Mercredi 28 Août 2019, les caféiers bien rangés à l'ombre des bananiers bordent la route et créent un univers vert, envoûtant. Et quand le regard accroche une toiture en tuiles au sommet d'une colline on n'est pas loin de l'extase. Joli cadeau pour 26 ans de mariage !

On traverse la petite ville de Jardin non sans mal, une course de vélo bloque l'accès de quelques rues et faufiler Philéas dans les ruelles adjacentes n'est pas facile mais on arrive à trouver notre spot pour la nuit, un peu à l'écart du pueblo, sur le terrain d'un petit élevage de truites. La propriétaire bourrue mais gentille enseigne à Aloys le lancer de granulés, on ne sait jamais, ça pourrait lui servir un jour dans la vie. Chaque apprentissage a de la valeur. Lui il aurait quand même préféré les pêcher et les manger mais elles sont trop petites !

Jeudi 29 Août 2019, on ne peut pas louper l'église de Jardin et ses flèches en alu qui reflètent de loin la lumière divine ! La pierre grise contraste étrangement avec la plaza bigarrée, une explosion de couleurs !

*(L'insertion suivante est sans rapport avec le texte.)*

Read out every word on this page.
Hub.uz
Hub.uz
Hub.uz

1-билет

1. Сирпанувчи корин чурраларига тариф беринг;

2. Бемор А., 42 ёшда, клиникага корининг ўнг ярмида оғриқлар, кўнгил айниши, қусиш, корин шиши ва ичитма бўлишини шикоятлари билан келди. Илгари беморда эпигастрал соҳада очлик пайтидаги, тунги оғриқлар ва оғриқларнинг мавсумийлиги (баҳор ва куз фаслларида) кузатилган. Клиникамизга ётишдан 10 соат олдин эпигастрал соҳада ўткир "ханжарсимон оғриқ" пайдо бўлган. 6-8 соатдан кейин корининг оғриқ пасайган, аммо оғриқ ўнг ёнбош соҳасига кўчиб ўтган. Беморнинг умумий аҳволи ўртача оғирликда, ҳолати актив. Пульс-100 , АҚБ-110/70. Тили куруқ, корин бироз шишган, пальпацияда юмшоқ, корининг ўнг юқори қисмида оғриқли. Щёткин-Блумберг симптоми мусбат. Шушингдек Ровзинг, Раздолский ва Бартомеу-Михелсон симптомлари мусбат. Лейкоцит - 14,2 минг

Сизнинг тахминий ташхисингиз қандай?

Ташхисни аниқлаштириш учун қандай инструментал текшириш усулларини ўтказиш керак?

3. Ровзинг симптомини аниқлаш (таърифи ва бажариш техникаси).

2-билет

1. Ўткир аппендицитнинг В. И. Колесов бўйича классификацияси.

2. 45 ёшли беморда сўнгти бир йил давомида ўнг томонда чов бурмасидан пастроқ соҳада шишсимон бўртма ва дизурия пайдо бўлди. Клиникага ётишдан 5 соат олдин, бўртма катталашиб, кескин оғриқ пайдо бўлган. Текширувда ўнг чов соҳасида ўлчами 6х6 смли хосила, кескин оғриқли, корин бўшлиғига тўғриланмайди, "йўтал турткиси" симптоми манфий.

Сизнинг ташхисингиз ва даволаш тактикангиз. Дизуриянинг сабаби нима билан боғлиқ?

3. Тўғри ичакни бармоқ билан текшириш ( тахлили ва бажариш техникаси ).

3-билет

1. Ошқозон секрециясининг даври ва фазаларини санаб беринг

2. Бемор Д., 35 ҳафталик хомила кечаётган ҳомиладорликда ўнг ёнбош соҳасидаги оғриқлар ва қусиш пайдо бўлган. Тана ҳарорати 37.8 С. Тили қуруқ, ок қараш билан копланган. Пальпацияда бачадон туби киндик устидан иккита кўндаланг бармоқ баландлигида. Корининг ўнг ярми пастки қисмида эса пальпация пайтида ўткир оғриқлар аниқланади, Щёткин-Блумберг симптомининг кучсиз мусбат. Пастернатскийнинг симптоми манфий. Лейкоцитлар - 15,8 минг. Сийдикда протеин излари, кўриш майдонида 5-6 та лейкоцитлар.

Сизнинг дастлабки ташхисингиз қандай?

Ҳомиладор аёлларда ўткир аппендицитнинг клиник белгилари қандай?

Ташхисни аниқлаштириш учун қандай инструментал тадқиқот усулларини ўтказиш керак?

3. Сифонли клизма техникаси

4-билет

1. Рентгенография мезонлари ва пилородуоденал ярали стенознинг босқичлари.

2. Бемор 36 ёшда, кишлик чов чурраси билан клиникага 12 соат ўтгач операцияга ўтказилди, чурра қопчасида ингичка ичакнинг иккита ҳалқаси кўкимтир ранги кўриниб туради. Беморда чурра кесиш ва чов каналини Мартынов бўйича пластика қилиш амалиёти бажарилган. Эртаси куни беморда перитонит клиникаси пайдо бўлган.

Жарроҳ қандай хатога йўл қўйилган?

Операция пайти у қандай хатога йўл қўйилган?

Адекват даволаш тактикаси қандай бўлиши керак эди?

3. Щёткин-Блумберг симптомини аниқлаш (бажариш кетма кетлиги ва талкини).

Partout des chaises et des tables à disposition des passants pour une partie de cartes, un jus frais, un café. Il doit y avoir autant de chaises que d'habitants ! Toutes faites sur le même modèle leurs dossiers sont en cuir et peints à la main.

Les jubilados semblent avoir compris le sens du mot farniente et ils ont bien raison les deux copains attablés à refaire leur monde qui semble être un océan de tranquillité !

Pas de bousculade au mini marché, installés là toute la journée les marchands indolents savent qu'ils vendront tranquillement leur production au fil des heures. Il suffit d'attendre.

On fait donc comme tout le monde, on s'installe. On choisit l'orange vitaminé adouci d'une touche de turquoise.

Et on regarde passer le temps. Aloys le trouve un peu long mais depuis qu'il veut bien lire des livres sans images il emmène partout sa liseuse et se plonge dès qu'il le peut dans les aventures du Club des Cinq.

On finit par secouer notre indolence et faire un petit tour du quartier. Après le sombrero de Paja Toquilla d'Equateur (injustement nommé Panama) on découvre le sombrero Aguadeños de Colombie. Un peu copié chez son voisin mais la fibre ne vient pas du même palmier. On essaie, on tâte, on fait la moue, non, pas celui-ci, trop blanc, trop sombre, trop petit, trop marron, on a le temps ... et la vendeuse aussi, nous sommes ses seuls clients.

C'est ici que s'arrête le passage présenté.